In the interest of fairness, however, we will address O'Dell's contentions regarding appointment of counsel and his telephonic appearance. O'Dell has not identified any constitutional or statutory right to counsel under the circumstances. While an indigent civil litigant may request the trial court to appoint counsel, see TEX. GOV'T CODE ANN. § 24.016 (West 2004), such appointment is entirely within the discretion of the trial court, see Gibson v. Tolbert, 102 S.W.3d 710, 712-13 (Tex. 2003) (we review whether trial court abused discretion in denying motion to appoint counsel by considering whether underlying case involved "exceptional circumstances"). O'Dell, however, did not file a motion for appointment of an attorney until after the judgment in this case was signed. Thus, even if he had demonstrated circumstances characterizing this case as exceptional, his failure to make the request known to the trial court in a timely manner waives consideration of his complaint on appeal. See TEX. R. APP. P. 33.1(a).

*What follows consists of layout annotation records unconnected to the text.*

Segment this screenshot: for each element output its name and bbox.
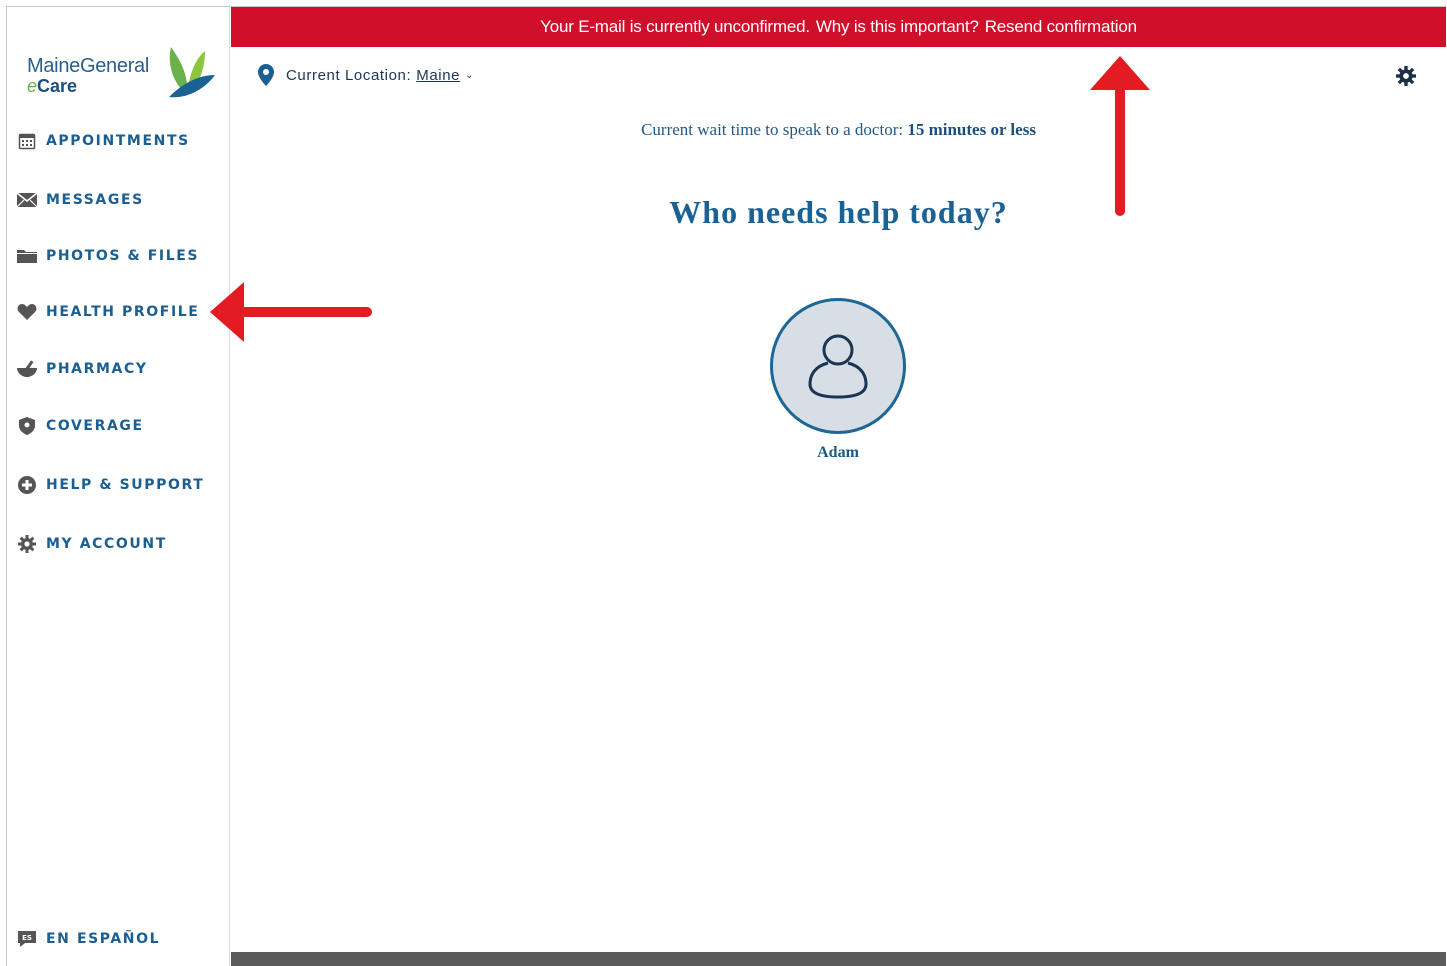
location-selector[interactable]: Current Location: Maine ⌄	[258, 64, 474, 86]
sidebar-item-pharmacy[interactable]: PHARMACY	[17, 357, 148, 381]
sidebar-item-label: MESSAGES	[46, 192, 144, 208]
email-unconfirmed-banner: Your E-mail is currently unconfirmed. Wh…	[231, 7, 1446, 47]
page-title: Who needs help today?	[669, 194, 1008, 230]
sidebar-item-label: PHOTOS & FILES	[46, 248, 200, 264]
sidebar-item-messages[interactable]: MESSAGES	[17, 188, 144, 212]
wait-time-value: 15 minutes or less	[907, 120, 1036, 139]
wait-time-label: Current wait time to speak to a doctor:	[641, 120, 904, 139]
footer-bar	[231, 952, 1446, 966]
chevron-down-icon: ⌄	[465, 69, 475, 81]
sidebar-item-label: HEALTH PROFILE	[46, 304, 200, 320]
brand-logo[interactable]: MaineGeneral eCare	[27, 43, 217, 103]
language-label: EN ESPAÑOL	[46, 931, 161, 947]
folder-icon	[17, 246, 37, 266]
gear-icon	[17, 534, 37, 554]
brand-name: MaineGeneral	[27, 55, 150, 77]
sidebar-item-label: APPOINTMENTS	[46, 133, 190, 149]
location-value[interactable]: Maine	[416, 67, 460, 84]
location-label: Current Location:	[286, 66, 412, 84]
calendar-icon	[17, 131, 37, 151]
why-important-link[interactable]: Why is this important?	[816, 17, 979, 37]
sidebar: MaineGeneral eCare APPOINTMENTS MESSAGES…	[7, 7, 230, 966]
annotation-arrow-up	[1090, 56, 1150, 216]
resend-confirmation-link[interactable]: Resend confirmation	[985, 17, 1137, 37]
plus-circle-icon	[17, 475, 37, 495]
sidebar-item-label: PHARMACY	[46, 361, 148, 377]
mortar-pestle-icon	[17, 359, 37, 379]
patient-card-adam[interactable]	[770, 298, 906, 434]
sidebar-item-label: COVERAGE	[46, 418, 144, 434]
svg-text:ES: ES	[22, 934, 32, 942]
banner-message: Your E-mail is currently unconfirmed.	[540, 17, 810, 36]
sidebar-item-help-support[interactable]: HELP & SUPPORT	[17, 473, 204, 497]
settings-gear-icon[interactable]	[1396, 66, 1416, 86]
patient-name: Adam	[817, 444, 859, 461]
map-pin-icon	[258, 64, 274, 86]
sidebar-item-appointments[interactable]: APPOINTMENTS	[17, 129, 190, 153]
sidebar-item-my-account[interactable]: MY ACCOUNT	[17, 532, 167, 556]
sidebar-item-label: HELP & SUPPORT	[46, 477, 205, 493]
sidebar-item-label: MY ACCOUNT	[46, 536, 167, 552]
shield-icon	[17, 416, 37, 436]
annotation-arrow-left	[210, 282, 372, 342]
language-toggle[interactable]: ES EN ESPAÑOL	[17, 927, 160, 951]
envelope-icon	[17, 190, 37, 210]
heart-icon	[17, 302, 37, 322]
sidebar-item-photos-files[interactable]: PHOTOS & FILES	[17, 244, 199, 268]
wait-time-text: Current wait time to speak to a doctor: …	[231, 120, 1446, 140]
leaf-logo-icon	[169, 47, 215, 98]
sidebar-item-coverage[interactable]: COVERAGE	[17, 414, 144, 438]
brand-subname: eCare	[27, 76, 78, 96]
sidebar-item-health-profile[interactable]: HEALTH PROFILE	[17, 300, 199, 324]
person-icon	[808, 334, 868, 399]
es-speech-bubble-icon: ES	[17, 929, 37, 949]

At trial, O'Dell complained six times of being unable to hear the proceedings. On four of those occasions, O'Dell complained that he could not hear statements made by the Attorney General's trial attorney. When she repeated herself more loudly, O'Dell did not make a further complaint that he could not hear. O'Dell likewise once complained that he could not hear the trial court, who then repeated its statements. Finally, O'Dell complained that he could not hear when the trial court was making his own calculations of retroactive support in a low voice. After the trial court explained what it was doing, O'Dell did not further complain. Our review of the approximately 20-minutes-long audio recording of the hearing reflects that O'Dell fully participated in the hearing, and was not prohibited from presenting his case due to a poor telephone connection. At the beginning of the proceedings, O'Dell even interrupted the trial court and asked that all parties be identified on the record and that the Rule be invoked. The trial court complied with his request and accommodatingly answered all questions that O'Dell asked. At the conclusion of the evidence, O'Dell made no further complaint regarding his inability to hear or otherwise indicated he was unable to participate in any portion of the hearing. Accordingly, we cannot conclude that O'Dell was denied a fair trial. See Perry v. Del Rio, 67 S.W.3d 85, 92 (Tex. 2001) (recognizing that Texas Constitution's "due course of law provision at a minimum requires notice and an opportunity to be heard at a meaningful time and in a meaningful manner"); Jordan v. Jordan, 653 S.W.2d 356, 358 (Tex. App.—San Antonio 1983, no writ) ("Fundamental to the concept of due process is the right to be heard.").
CONCLUSION
The judgment of the trial court is affirmed.